Azerbaijanis in Iran: Experiencing a Cultural Reawakening

by Brenda Shaffer

The collapse of the Soviet Union helped foment a cultural reawakening among ethnic minorities in Iran. As reform-minded President Mohammad Khatami proceeds with the democratization of Iran's political institutions, he and his supporters must contend with both conservative clerics [See Eurasia Insight Archive] and restive minorities. Balancing the concerns of all parties involved promises to be a difficult task.

Iran is a multi-ethnic society in which approximately 50 percent of its citizens are of non-Persian origin. Minority groups include Arabs, Azerbaijanis, Baluchis, Kurds and Turkmens. These ethnic peoples are particularly vulnerable to external pressures, since most of the non-Persian people are concentrated in the frontier areas and have ties to co-ethnics in adjoining states, including Azerbaijan, Turkmenistan, Pakistan and Iraq.

Azerbaijanis are the largest minority group, comprising up to one-third of Iran's overall population of about 64 million. Indeed, the number Azerbaijanis in Iran is far greater than the 7 million in Azerbaijan proper. Many Azerbaijanis refer to most of northwest Iran as "south Azerbaijan." Within Iran, this region is divided into four administrative units: East Azerbaijan Province, West Azerbaijan Province, Zanjan Province and Ardabil Province, but many Azerbaijanis lives outside the northwestern provinces, especially in Tehran, where they comprise approximately half of the population of the city.

The cultural rights and political activities of minorities were restricted under both the Pahlavi monarchy (1921-1979), and under the Islamic Republic (1979-present). Up until the establishment of the Pahlavi regime, the political leadership of Iran was mostly Azerbaijani-Turkic, and Turkic and Persian cultural elements both influenced the regime and the culture of the country. For much of the 20th century, Azerbaijanis were at the forefront of political activity in Iran. Major milestones include the 1920 Khiyabani-led revolt in the Azerbaijani provinces, and the establishment of the Autonomous Provincial Government in Azerbaijan (1945-46). The main city in the Azerbaijani provinces, Tabriz, was a center of the revolutionary activity that precipitated the fall of the Pahlavi regime, and Azerbaijani activists who rebelled against Ayatollah Khomeini effectively controlled Tabriz for over a month in December 1979.

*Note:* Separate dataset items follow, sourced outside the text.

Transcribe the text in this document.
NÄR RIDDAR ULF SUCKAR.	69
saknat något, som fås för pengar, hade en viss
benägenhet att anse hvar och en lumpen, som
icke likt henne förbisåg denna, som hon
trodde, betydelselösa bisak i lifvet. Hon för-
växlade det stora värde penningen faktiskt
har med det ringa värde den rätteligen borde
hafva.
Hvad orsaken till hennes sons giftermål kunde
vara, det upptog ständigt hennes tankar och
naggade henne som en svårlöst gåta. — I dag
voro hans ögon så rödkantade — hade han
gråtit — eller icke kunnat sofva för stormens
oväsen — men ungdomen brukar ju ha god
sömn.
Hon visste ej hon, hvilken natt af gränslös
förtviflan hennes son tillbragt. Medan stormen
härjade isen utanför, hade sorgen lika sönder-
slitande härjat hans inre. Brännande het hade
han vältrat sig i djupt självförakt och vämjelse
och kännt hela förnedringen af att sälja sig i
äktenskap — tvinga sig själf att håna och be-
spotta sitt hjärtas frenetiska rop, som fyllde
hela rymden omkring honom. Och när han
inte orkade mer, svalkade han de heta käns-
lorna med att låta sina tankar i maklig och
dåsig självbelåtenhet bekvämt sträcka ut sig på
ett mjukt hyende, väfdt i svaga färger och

The Soviet collapse served as the catalyst for the cultural reawakening of Azerbaijanis in Iran. Research indicates that the establishment of the Republic of Azerbaijan in 1991 served as a stimulant for many Azerbaijanis in Iran to identify with the Azerbaijani ethnic group, though not necessarily with the new state itself. For instance, Iranian Azerbaijani university students have conducted a number of coordinated letter-writing campaigns calling for expansion of Azerbaijani rights within Iran. One of the most important developments affecting the collective identity of the Azerbaijanis in Iran was the widespread viewing of television programs from Turkey beginning in 1992. This seems to have produced important social consequences for the Azerbaijanis, whose language allows them to easily understand Turkish.

Initially, the Iranian government, hoping to prevent a rise in cultural awareness of its Azerbaijani minority, adopted a policy of de facto support for Armenia in its war with Azerbaijan over control of Nagorno-Karabagh. Tehran acted in the belief that a weak Azerbaijani state would not serve as an attractive alternative Iranian Azerbaijanis. Subsequently, many Azerbaijanis in Iran, including elected representatives in parliament, exerted pressure on the Iranian government to alter its policy, achieving limited results.

Since the collapse of the Soviet Union, Iran's northwestern provinces have developed into important trade hubs, establishing direct relations with economic partners. Thus, they have circumvented Tehran. This new status has led them to make demands for greater resources from the central government.

So far. the rise in Azerbaijani cultural awareness has not fostered significant separatist sentiment. However, it has placed pressure on officials in Tehran to loosen their grip on power. Many Azerbaijani's support greater cultural rights and decentralization of the decision-making process.

President Khatami, in attempting to strentgthen his political power base, has appealed to ethnic minorities, offering the prospect of wider cultural latitude. In addition, the president has sought to enlist the support of regional elites in his struggle with the conservative establishment in Tehran. While these policies are useful in the short-term in building a power base, Khatami may find that ethnic minorities, once empowered, may not be accepting of secondary status in the future.

The rise in Azerbaijani identity serves as a challenge to both center-periphery relations, and to official Persian-linguistic and cultural dominance in Iran. The matter of cultural rights has emerged as an important issue in the political arena of Iran with broad implications for ongoing stability. It appears that the post-Islamic Revolution regime will have to redefine the relations with the ethnic minorities, especially if it continues with its democratization agenda.

Editor's note: Brenda Shaffer is a post-doctoral fellow at the Belfer Center for Science and International Affairs at Harvard University’s Kennedy School of Government.